Si racconta, Springsteen, come un reduce dai propri stessi – non sempre gloriosi – “glory days”. Insiste sulla figura del padre e della madre, sui motivi che lo hanno spinto a seguire il sogno di un rock liberatorio, di un rock che lo affrancasse cioè dalle prospettive ristrette di un luogo che produce vite prefabbricate, salvo poi – consumati treni di pneumatici e lanciato motori a precipizio sulla thunder road – tornare a fare i conti con le proprie radici: “oggi abito a dieci minuti dal luogo in cui sono nato“, è un’altra delle battute segnanti. Questo Boss così umano troppo umano, ma pur sempre rockstar, funziona. Gioca come il gatto col topo con le aspettative dei fan, ma sa uscirne come un vecchio amico a cui le cose sono girate particolarmente bene, l’eterno ragazzo che ha perduto qualche amico per strada (Clarence Clemons in primis) e d’improvviso sente la vecchiaia mordergli le ossa, ma non per questo smette di proporsi come custode della purezza che alimenta la fiamma dell’american dream.

Lo spettacolo si chiude con una preghiera che non sembra fuori luogo, al contrario appare come il compimento di un bilancio accorato e franco, un monologo confidenziale in cui il rock è quasi relegato sullo sfondo, un brontolio piuttosto nostalgico che però non smette di essere il motivo per cui quel protagonista sta lì, con pieno merito, al centro della scena. Rimane un sospetto: che questa maschera da entertainer di lungo corso somigli al vero Boss. Viene da pensare che lo Springsteen maturato in diciotto album e migliaia di ore su palcoscenici infuocati, sia sempre stato in fondo e innanzitutto questo affabulatore autorevole e stropicciato, e le storie che ci ha raccontato nelle sue canzoni siano una sola grande storia di rivalsa e speranza, occasionalmente affidata a un rock denso, commosso e lancinante.
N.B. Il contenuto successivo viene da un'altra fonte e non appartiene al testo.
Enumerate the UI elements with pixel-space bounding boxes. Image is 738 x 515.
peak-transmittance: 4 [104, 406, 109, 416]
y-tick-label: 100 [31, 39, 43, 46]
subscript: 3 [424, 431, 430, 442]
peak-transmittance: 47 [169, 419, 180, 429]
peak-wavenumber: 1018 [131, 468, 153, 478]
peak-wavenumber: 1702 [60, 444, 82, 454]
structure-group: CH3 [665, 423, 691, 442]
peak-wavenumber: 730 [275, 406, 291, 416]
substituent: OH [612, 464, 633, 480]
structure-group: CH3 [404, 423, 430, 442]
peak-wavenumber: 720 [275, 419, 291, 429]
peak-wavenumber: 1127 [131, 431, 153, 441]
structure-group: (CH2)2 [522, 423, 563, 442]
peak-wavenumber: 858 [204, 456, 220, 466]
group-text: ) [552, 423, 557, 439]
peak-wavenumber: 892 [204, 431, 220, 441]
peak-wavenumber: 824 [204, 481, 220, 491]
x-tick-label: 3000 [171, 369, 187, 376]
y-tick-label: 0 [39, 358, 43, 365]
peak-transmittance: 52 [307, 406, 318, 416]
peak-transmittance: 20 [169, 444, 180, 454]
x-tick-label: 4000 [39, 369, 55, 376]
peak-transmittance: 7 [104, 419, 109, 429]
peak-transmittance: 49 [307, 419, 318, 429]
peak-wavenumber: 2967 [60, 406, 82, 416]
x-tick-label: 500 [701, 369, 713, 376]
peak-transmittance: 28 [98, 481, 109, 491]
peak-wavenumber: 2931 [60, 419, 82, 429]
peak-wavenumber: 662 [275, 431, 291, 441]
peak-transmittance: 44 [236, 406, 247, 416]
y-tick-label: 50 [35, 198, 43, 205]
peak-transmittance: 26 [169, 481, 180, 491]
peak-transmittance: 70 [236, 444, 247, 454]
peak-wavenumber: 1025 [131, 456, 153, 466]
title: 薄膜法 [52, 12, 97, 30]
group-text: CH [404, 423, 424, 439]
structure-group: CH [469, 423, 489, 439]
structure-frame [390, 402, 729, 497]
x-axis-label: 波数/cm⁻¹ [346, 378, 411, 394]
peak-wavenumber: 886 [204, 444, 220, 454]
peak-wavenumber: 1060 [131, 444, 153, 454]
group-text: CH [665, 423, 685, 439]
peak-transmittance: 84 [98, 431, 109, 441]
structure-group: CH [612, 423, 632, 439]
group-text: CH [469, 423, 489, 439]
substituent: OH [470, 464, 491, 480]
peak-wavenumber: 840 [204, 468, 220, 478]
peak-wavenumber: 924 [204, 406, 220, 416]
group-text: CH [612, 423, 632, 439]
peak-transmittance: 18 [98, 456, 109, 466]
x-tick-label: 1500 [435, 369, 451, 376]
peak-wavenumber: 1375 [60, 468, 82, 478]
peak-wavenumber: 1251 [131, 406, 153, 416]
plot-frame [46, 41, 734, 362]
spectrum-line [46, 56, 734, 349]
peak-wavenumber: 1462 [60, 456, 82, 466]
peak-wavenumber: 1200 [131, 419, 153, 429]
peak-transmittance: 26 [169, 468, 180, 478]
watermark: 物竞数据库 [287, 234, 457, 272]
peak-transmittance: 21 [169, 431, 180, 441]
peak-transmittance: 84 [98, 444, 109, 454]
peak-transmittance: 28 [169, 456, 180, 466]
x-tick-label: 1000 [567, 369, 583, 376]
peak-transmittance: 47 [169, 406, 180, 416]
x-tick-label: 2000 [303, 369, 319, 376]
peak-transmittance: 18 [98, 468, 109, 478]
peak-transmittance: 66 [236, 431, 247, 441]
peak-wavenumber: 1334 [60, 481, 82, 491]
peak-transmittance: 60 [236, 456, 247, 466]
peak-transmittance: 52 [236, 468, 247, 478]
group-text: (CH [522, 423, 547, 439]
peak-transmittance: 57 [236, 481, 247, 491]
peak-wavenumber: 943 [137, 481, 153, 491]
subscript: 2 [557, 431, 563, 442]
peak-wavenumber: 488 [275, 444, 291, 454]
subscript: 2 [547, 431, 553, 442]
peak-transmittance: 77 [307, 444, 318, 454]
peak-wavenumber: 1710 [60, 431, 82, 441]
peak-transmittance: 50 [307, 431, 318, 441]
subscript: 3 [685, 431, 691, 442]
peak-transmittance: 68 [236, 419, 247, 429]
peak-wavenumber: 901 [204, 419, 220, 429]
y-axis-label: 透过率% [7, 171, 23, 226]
Un rock di cui forse si sta perdendo la necessità, di cui oggi anche Springsteen può fare a meno, risultando anzi anche più credibile di quando, a quasi settant’anni, vorrebbe continuare a sostenere tour (de force) travolgenti in giro per il mondo. Forse quest’ultimo aspetto è quello più significativo: invecchiare per il rock è una prova ardua, tanto che in certi casi può essere più prudente – o, se preferite, opportuno – riporlo sullo scaffale della memoria per lasciare spazio a ciò che lo ha sostanziato. Non dico che debba valere per tutti, eh. Ma per il Boss, forse, sì.